At 11:00 a.m., hundreds of protesters from SEIU and National People's Action merged at the offices of Democratic superlobbyist Tony Podesta, who boasts Bank of America among his massive client list. "We're fired up to take down Wall Street," they chanted.

UPDATE 3:45 P.M.

SEIU member Al Marshall traveled from Oakland, Calif., where he works as a construction inspector, to join the protest. He said he'd recently lost his home to foreclosure after Wells Fargo denied him a modification. He said he struggled to make payments after his wife lost her job and his hours were reduced.

"I explained to Wells Fargo what the hardship was, and they laughed at me," he said, tears streaming down his face. "If [the financial industry] can spend $1.4 million a day lobbying, there shouldn't be a homeless person anywhere in America."

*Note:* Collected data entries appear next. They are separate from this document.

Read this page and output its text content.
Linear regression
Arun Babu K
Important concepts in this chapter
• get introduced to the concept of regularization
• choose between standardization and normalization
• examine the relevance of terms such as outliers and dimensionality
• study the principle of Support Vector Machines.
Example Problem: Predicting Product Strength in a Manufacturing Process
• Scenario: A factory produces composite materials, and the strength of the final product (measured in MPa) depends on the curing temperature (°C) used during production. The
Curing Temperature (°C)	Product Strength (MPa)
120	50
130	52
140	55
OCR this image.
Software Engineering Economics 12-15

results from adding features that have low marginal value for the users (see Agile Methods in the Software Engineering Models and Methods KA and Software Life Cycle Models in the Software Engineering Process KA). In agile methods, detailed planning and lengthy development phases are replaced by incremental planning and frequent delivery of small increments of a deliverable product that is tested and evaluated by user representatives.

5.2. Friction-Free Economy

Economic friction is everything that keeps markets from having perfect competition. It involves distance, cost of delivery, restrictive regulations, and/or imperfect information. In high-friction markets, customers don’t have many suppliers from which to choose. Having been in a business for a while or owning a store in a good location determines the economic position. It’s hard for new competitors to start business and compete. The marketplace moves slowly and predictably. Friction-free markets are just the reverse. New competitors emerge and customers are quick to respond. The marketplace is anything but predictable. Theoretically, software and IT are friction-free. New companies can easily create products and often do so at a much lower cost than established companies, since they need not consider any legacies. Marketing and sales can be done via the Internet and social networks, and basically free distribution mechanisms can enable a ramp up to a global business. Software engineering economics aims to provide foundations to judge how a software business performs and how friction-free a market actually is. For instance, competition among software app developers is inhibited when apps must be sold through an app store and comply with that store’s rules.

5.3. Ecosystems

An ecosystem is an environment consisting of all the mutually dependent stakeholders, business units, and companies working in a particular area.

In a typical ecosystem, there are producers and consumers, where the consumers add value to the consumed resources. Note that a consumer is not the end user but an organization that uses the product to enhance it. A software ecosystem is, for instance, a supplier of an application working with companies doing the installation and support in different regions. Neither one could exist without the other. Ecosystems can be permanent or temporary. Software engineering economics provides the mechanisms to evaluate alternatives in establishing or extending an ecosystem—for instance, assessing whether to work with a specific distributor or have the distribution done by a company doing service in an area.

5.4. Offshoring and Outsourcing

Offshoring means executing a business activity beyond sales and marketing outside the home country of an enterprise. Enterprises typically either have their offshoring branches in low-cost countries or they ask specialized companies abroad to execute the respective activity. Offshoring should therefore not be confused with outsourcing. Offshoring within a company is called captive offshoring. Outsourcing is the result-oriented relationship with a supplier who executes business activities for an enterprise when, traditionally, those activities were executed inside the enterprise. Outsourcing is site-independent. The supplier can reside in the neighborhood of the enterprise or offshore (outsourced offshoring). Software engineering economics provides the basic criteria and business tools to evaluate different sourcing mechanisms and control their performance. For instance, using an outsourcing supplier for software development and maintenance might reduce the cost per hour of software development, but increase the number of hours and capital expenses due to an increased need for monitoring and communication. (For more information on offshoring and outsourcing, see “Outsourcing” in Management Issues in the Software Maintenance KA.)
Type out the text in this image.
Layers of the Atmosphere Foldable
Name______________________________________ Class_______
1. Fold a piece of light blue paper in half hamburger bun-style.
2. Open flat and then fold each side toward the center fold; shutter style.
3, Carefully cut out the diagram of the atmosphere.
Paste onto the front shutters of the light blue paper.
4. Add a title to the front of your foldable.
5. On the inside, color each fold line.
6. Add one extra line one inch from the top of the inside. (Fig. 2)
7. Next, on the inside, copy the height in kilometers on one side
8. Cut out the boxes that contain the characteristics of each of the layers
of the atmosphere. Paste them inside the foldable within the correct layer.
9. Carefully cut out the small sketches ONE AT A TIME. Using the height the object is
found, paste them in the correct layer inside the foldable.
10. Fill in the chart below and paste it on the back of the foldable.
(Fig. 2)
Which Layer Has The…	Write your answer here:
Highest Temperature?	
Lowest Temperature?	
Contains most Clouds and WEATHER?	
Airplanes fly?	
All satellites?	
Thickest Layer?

In response, Wells Fargo touted its modification efforts, saying the bank has granted borrowers 505,059 mortgage modifications since the beginning of 2009. According to the latest report from the Treasury department, released Monday, Wells Fargo has modified 25 percent of eligible delinquent mortgages in its portfolio under the Obama administration's Home Affordable Modification Program -- a total of 36,094 permanent mods.

Podesta donates a lot of money to Democratic candidates and party committees -- $394,800 in the current election cycle alone -- while his firm has booked record revenue lobbying for clients opposed to various parts of the Democratic agenda. (Podesta and his firm did not immediately respond to interview requests.)

By targeting Dem lobbyists like Podesta and Steve Elmendorf, the SEIU and other groups are signaling that they've lost patience with people who appear to be playing both sides.

"Whether you're an in-house lobbyist or whether you're a hired lobbyist, you're part of this machine backed by millions of dollars dedicated to using a variety of tricks and maneuvers to gut and weaken whatever Congress is trying to change," said SEIU's Stephen Lerner. "We want the bank lobbyists to look people directly in the eye."

The SEIU estimated that it had 2,000 people on hand when it clogged a K Street intersection for 20 minutes at the height of the protest.